Final Execution Set in James Byrd Jr.'s 1998 Murder Case

On a spring night 21 years ago, James Byrd Jr. was looking for a ride back to his Jasper, Texas, home. The men who offered it to him viciously murdered Byrd in a crime that shocked the nation.

On a spring night 21 years ago, James Byrd Jr. was looking for a ride back to his Jasper, Texas, home. The men who offered it to him viciously murdered Byrd in a crime that shocked the nation.

Byrd's sister, Louvon Harris, says those 24 hours threw the family into a state of disbelief.

"That's a moment where you say to yourself, is this really happening? Because we just left him the day before at my niece's bridal shower. And as a family, we're a normal family. And the only problem he had that day was, 'Am I gonna be the only male at that bridal shower? And he laughed about it," Harris told InsideEdition.com.

The next day, on June 7, 1998, three white supremacists severely beat Byrd — even defecated on him — before they chained his ankles to the back of a pickup truck and dragged him for 3 miles.

A pathologist testified Byrd was alive for much of it. He died about halfway through, after being decapitated and having his right arm ripped off.

"You deal with pain, shock, and we were numb and we became very angry. Who gave them the right to say my brother's not worth living because he was born black? Something he had no control over? And they said you don't deserve to live because of that,” Harris said.

Billy Rowles was head of the Jasper County Sheriff's Office at the time and saw the horrific crime scene.

"It made me sick to my stomach.
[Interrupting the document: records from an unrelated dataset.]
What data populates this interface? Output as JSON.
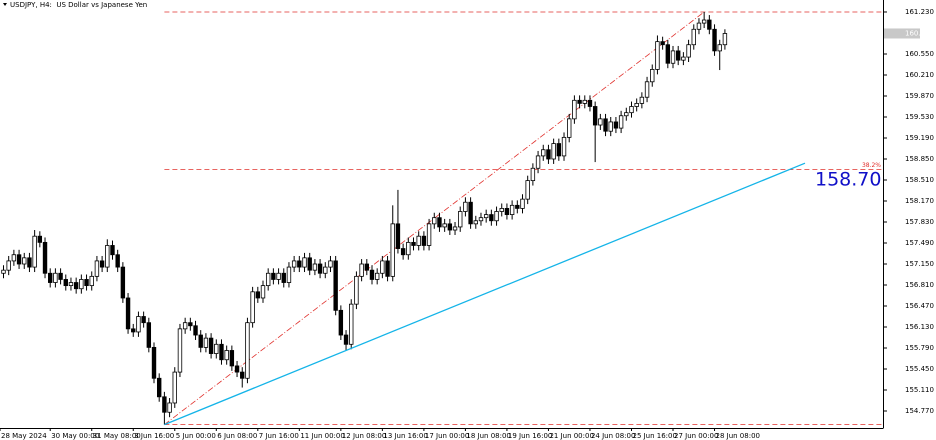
{
  "chart_data": {
    "type": "candlestick",
    "title": "USDJPY, H4:  US Dollar vs Japanese Yen",
    "categories": [
      "28 May 2024",
      null,
      null,
      null,
      null,
      null,
      null,
      null,
      null,
      "30 May 00:00",
      null,
      null,
      null,
      null,
      null,
      null,
      null,
      "31 May 08:00",
      null,
      null,
      null,
      null,
      null,
      null,
      null,
      "3 Jun 16:00",
      null,
      null,
      null,
      null,
      null,
      null,
      null,
      "5 Jun 00:00",
      null,
      null,
      null,
      null,
      null,
      null,
      null,
      "6 Jun 08:00",
      null,
      null,
      null,
      null,
      null,
      null,
      null,
      "7 Jun 16:00",
      null,
      null,
      null,
      null,
      null,
      null,
      null,
      "11 Jun 00:00",
      null,
      null,
      null,
      null,
      null,
      null,
      null,
      "12 Jun 08:00",
      null,
      null,
      null,
      null,
      null,
      null,
      null,
      "13 Jun 16:00",
      null,
      null,
      null,
      null,
      null,
      null,
      null,
      "17 Jun 00:00",
      null,
      null,
      null,
      null,
      null,
      null,
      null,
      "18 Jun 08:00",
      null,
      null,
      null,
      null,
      null,
      null,
      null,
      "19 Jun 16:00",
      null,
      null,
      null,
      null,
      null,
      null,
      null,
      "21 Jun 00:00",
      null,
      null,
      null,
      null,
      null,
      null,
      null,
      "24 Jun 08:00",
      null,
      null,
      null,
      null,
      null,
      null,
      null,
      "25 Jun 16:00",
      null,
      null,
      null,
      null,
      null,
      null,
      null,
      "27 Jun 00:00",
      null,
      null,
      null,
      null,
      null,
      null,
      null,
      "28 Jun 08:00",
      null,
      null
    ],
    "open": [
      157.0,
      157.05,
      157.2,
      157.3,
      157.15,
      157.25,
      157.1,
      157.6,
      157.5,
      157.0,
      156.85,
      157.0,
      156.9,
      156.8,
      156.85,
      156.75,
      156.9,
      156.8,
      156.95,
      157.2,
      157.1,
      157.45,
      157.3,
      157.1,
      156.6,
      156.1,
      156.05,
      156.3,
      156.2,
      155.8,
      155.3,
      155.0,
      154.75,
      154.9,
      155.4,
      156.1,
      156.2,
      156.15,
      156.0,
      155.8,
      155.95,
      155.7,
      155.85,
      155.6,
      155.75,
      155.5,
      155.4,
      155.3,
      156.2,
      156.7,
      156.6,
      156.8,
      157.0,
      156.9,
      157.0,
      156.85,
      157.1,
      157.2,
      157.1,
      157.25,
      157.05,
      157.15,
      157.0,
      157.1,
      157.2,
      156.4,
      156.0,
      155.85,
      156.5,
      156.95,
      157.15,
      157.05,
      156.9,
      157.0,
      157.2,
      156.95,
      157.8,
      157.4,
      157.3,
      157.5,
      157.45,
      157.6,
      157.45,
      157.8,
      157.9,
      157.75,
      157.8,
      157.7,
      157.75,
      158.0,
      158.15,
      157.8,
      157.85,
      157.9,
      157.95,
      157.85,
      158.0,
      158.05,
      157.95,
      158.1,
      158.05,
      158.2,
      158.5,
      158.7,
      158.9,
      159.0,
      158.85,
      159.1,
      158.9,
      159.2,
      159.5,
      159.8,
      159.75,
      159.8,
      159.7,
      159.4,
      159.5,
      159.3,
      159.45,
      159.35,
      159.55,
      159.6,
      159.7,
      159.75,
      159.85,
      160.1,
      160.3,
      160.75,
      160.7,
      160.4,
      160.6,
      160.45,
      160.5,
      160.7,
      160.95,
      161.05,
      161.1,
      160.95,
      160.6,
      160.7
    ],
    "high": [
      157.13,
      157.28,
      157.38,
      157.38,
      157.33,
      157.33,
      157.7,
      157.68,
      157.58,
      157.08,
      157.08,
      157.08,
      156.98,
      156.93,
      156.93,
      156.98,
      156.98,
      157.03,
      157.28,
      157.28,
      157.55,
      157.53,
      157.38,
      157.18,
      156.68,
      156.18,
      156.38,
      156.38,
      156.28,
      155.88,
      155.38,
      155.08,
      154.98,
      155.48,
      156.18,
      156.28,
      156.28,
      156.23,
      156.08,
      156.03,
      156.03,
      155.93,
      155.93,
      155.83,
      155.83,
      155.58,
      155.48,
      156.28,
      156.78,
      156.78,
      156.88,
      157.08,
      157.08,
      157.08,
      157.08,
      157.18,
      157.28,
      157.28,
      157.33,
      157.33,
      157.23,
      157.23,
      157.18,
      157.28,
      157.28,
      156.48,
      156.08,
      156.58,
      157.03,
      157.23,
      157.23,
      157.13,
      157.08,
      157.28,
      157.28,
      158.1,
      158.35,
      157.48,
      157.58,
      157.58,
      157.68,
      157.68,
      157.88,
      157.98,
      157.98,
      157.88,
      157.88,
      157.83,
      158.08,
      158.23,
      158.23,
      157.93,
      157.98,
      158.03,
      158.03,
      158.08,
      158.13,
      158.13,
      158.18,
      158.18,
      158.28,
      158.58,
      158.78,
      158.98,
      159.08,
      159.08,
      159.18,
      159.18,
      159.28,
      159.58,
      159.88,
      159.88,
      159.88,
      159.88,
      159.78,
      159.58,
      159.58,
      159.53,
      159.53,
      159.63,
      159.68,
      159.78,
      159.83,
      159.93,
      160.18,
      160.38,
      160.85,
      160.83,
      160.78,
      160.68,
      160.68,
      160.58,
      160.78,
      161.03,
      161.13,
      161.23,
      161.18,
      161.03,
      160.78,
      160.95
    ],
    "low": [
      156.92,
      156.97,
      157.12,
      157.07,
      157.07,
      157.02,
      157.02,
      157.42,
      156.92,
      156.77,
      156.77,
      156.82,
      156.72,
      156.72,
      156.67,
      156.67,
      156.72,
      156.72,
      156.87,
      157.02,
      157.02,
      157.22,
      157.02,
      156.52,
      156.02,
      155.97,
      155.97,
      156.12,
      155.72,
      155.22,
      154.92,
      154.55,
      154.67,
      154.82,
      155.32,
      156.02,
      156.07,
      155.92,
      155.72,
      155.72,
      155.62,
      155.62,
      155.52,
      155.52,
      155.42,
      155.32,
      155.15,
      155.22,
      156.12,
      156.52,
      156.52,
      156.72,
      156.82,
      156.82,
      156.77,
      156.77,
      157.02,
      157.02,
      157.02,
      156.97,
      156.97,
      156.92,
      156.92,
      157.02,
      156.32,
      155.92,
      155.75,
      155.77,
      156.42,
      156.87,
      156.97,
      156.82,
      156.82,
      156.92,
      156.87,
      156.87,
      157.32,
      157.22,
      157.22,
      157.37,
      157.37,
      157.37,
      157.37,
      157.72,
      157.67,
      157.67,
      157.62,
      157.62,
      157.67,
      157.92,
      157.72,
      157.72,
      157.77,
      157.82,
      157.77,
      157.77,
      157.92,
      157.87,
      157.87,
      157.97,
      157.97,
      158.12,
      158.42,
      158.62,
      158.82,
      158.77,
      158.77,
      158.82,
      158.82,
      159.12,
      159.42,
      159.67,
      159.67,
      159.62,
      158.8,
      159.32,
      159.22,
      159.22,
      159.27,
      159.27,
      159.47,
      159.52,
      159.62,
      159.67,
      159.77,
      160.02,
      160.22,
      160.62,
      160.32,
      160.32,
      160.37,
      160.37,
      160.42,
      160.62,
      160.87,
      160.97,
      160.87,
      160.52,
      160.29,
      160.62
    ],
    "close": [
      157.05,
      157.2,
      157.3,
      157.15,
      157.25,
      157.1,
      157.6,
      157.5,
      157.0,
      156.85,
      157.0,
      156.9,
      156.8,
      156.85,
      156.75,
      156.9,
      156.8,
      156.95,
      157.2,
      157.1,
      157.45,
      157.3,
      157.1,
      156.6,
      156.1,
      156.05,
      156.3,
      156.2,
      155.8,
      155.3,
      155.0,
      154.75,
      154.9,
      155.4,
      156.1,
      156.2,
      156.15,
      156.0,
      155.8,
      155.95,
      155.7,
      155.85,
      155.6,
      155.75,
      155.5,
      155.4,
      155.3,
      156.2,
      156.7,
      156.6,
      156.8,
      157.0,
      156.9,
      157.0,
      156.85,
      157.1,
      157.2,
      157.1,
      157.25,
      157.05,
      157.15,
      157.0,
      157.1,
      157.2,
      156.4,
      156.0,
      155.85,
      156.5,
      156.95,
      157.15,
      157.05,
      156.9,
      157.0,
      157.2,
      156.95,
      157.8,
      157.4,
      157.3,
      157.5,
      157.45,
      157.6,
      157.45,
      157.8,
      157.9,
      157.75,
      157.8,
      157.7,
      157.75,
      158.0,
      158.15,
      157.8,
      157.85,
      157.9,
      157.95,
      157.85,
      158.0,
      158.05,
      157.95,
      158.1,
      158.05,
      158.2,
      158.5,
      158.7,
      158.9,
      159.0,
      158.85,
      159.1,
      158.9,
      159.2,
      159.5,
      159.8,
      159.75,
      159.8,
      159.7,
      159.4,
      159.5,
      159.3,
      159.45,
      159.35,
      159.55,
      159.6,
      159.7,
      159.75,
      159.85,
      160.1,
      160.3,
      160.75,
      160.7,
      160.4,
      160.6,
      160.45,
      160.5,
      160.7,
      160.95,
      161.05,
      161.1,
      160.95,
      160.6,
      160.7,
      160.882
    ],
    "up_color": "#ffffff",
    "down_color": "#000000",
    "ylim": [
      154.495,
      161.424
    ],
    "yticks": [
      {
        "value": 161.23,
        "label": "161.230"
      },
      {
        "value": 160.55,
        "label": "160.550"
      },
      {
        "value": 160.21,
        "label": "160.210"
      },
      {
        "value": 159.87,
        "label": "159.870"
      },
      {
        "value": 159.53,
        "label": "159.530"
      },
      {
        "value": 159.19,
        "label": "159.190"
      },
      {
        "value": 158.85,
        "label": "158.850"
      },
      {
        "value": 158.51,
        "label": "158.510"
      },
      {
        "value": 158.17,
        "label": "158.170"
      },
      {
        "value": 157.83,
        "label": "157.830"
      },
      {
        "value": 157.49,
        "label": "157.490"
      },
      {
        "value": 157.15,
        "label": "157.150"
      },
      {
        "value": 156.81,
        "label": "156.810"
      },
      {
        "value": 156.47,
        "label": "156.470"
      },
      {
        "value": 156.13,
        "label": "156.130"
      },
      {
        "value": 155.79,
        "label": "155.790"
      },
      {
        "value": 155.45,
        "label": "155.450"
      },
      {
        "value": 155.11,
        "label": "155.110"
      },
      {
        "value": 154.77,
        "label": "154.770"
      }
    ],
    "fibo": {
      "high": 161.23,
      "low": 154.55,
      "levels": [
        38.2
      ],
      "level_labels": [
        "38.2%"
      ],
      "color": "#e0302c"
    },
    "trendline_label": "158.70",
    "trendline_color": "#14b4e8",
    "grid": false
  }
}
For what it's worth. It's the remains of a human being who had been dismembered. Very sickening,"  he told InsideEdition.com.

Rowles said a witness told authorities he saw a dark colored pickup truck with loud mufflers barreling down the street. He said he spotted three white men inside and Byrd in the back.

"And when he got up on the porch, he heard a pickup truck with very loud mufflers coming toward his house. And he looked out there and when the truck went by in front of it."

They dumped Byrd’s body in front of an African-American cemetery.

Word got around town and Rowles said witnesses led them straight to Shawn Allen Berry, Lawrence Russell Brewer and John William King. They were all tried and convicted of Byrd's brutal murder.

Back then, Byrd's son, Ross, spoke up against the death penalty and expressed that the punishment for murder should not be more murder. Brewer was sentenced to the death penalty. 

Harris went to Brewer's execution in 2011 and said the man showed no remorse.

"I never been to an execution before, I never thought I'd be in this situation before. Of course I never thought I'd be a victim family of a hate crime either. It was pretty eerie because, to watch someone die. But it was also an eye opener to see how far hate will go. Will you take it to the grave?"

Berry received a life sentence. After numerous appeals, King was also sentenced to death by lethal injection. It is scheduled for April 24.

"I'm gonna be there. Yea. I'm not gonna watch it, I've seen too many people die in my life. But I am gonna be sitting outside on the grounds when it happens," said Rowles, now the Newton County sheriff.

Harris will be there too. "It won't bring James back, but justice was served. In history you find out very seldom two white men put to death for killing a black man. And so you have history there."

Byrd's family marked the 20th anniversary of his death last year.

Rowles said the loss, paired with Matthew Shepard’s grizzly murder in Wyoming four months later simply because he was gay, helped change the course of history.

"Everybody now knows what a hate crime is. Back then when this happened, it was a racially motivated murder. A civil rights violation.The man was murdered because of his race. The phrase, hate crime came out of this a few weeks after this, we had the Matthew Shepard case up in Laramie, Wyoming," Rowles said.

Rowles feels like the incident tarnished the image of the small Texas town — a wound still trying to heal.

Yet through pure heartache, Byrd's family found a ray of light: starting The Byrd Foundation for Racial Healing.

The foundation's goal is to encourage racial unity through education and reduce the number of racially motivated crimes. For the case that has haunted Rowles, the town and the nation for decades, closure can't come fast enough.

"I'll be glad when it's over. That would be the final act of this case. Would be when John William King is laid to rest, it's over," Rowles said.

James Byrd's memory and legacy continue to will live on.

"James was a fun loving person. He loved people. He loved music. He could pick up an instrument and just play it right there and not thinking about it. And he also teased the family, ‘I'ma put Jasper on the map, I'ma put Jasper on the map!’ And everything. And I keep hearing those words in my mind. We thought it would be through his music and through his playing. Never in my wildest dreams did we think it would be because of his death," Harris said.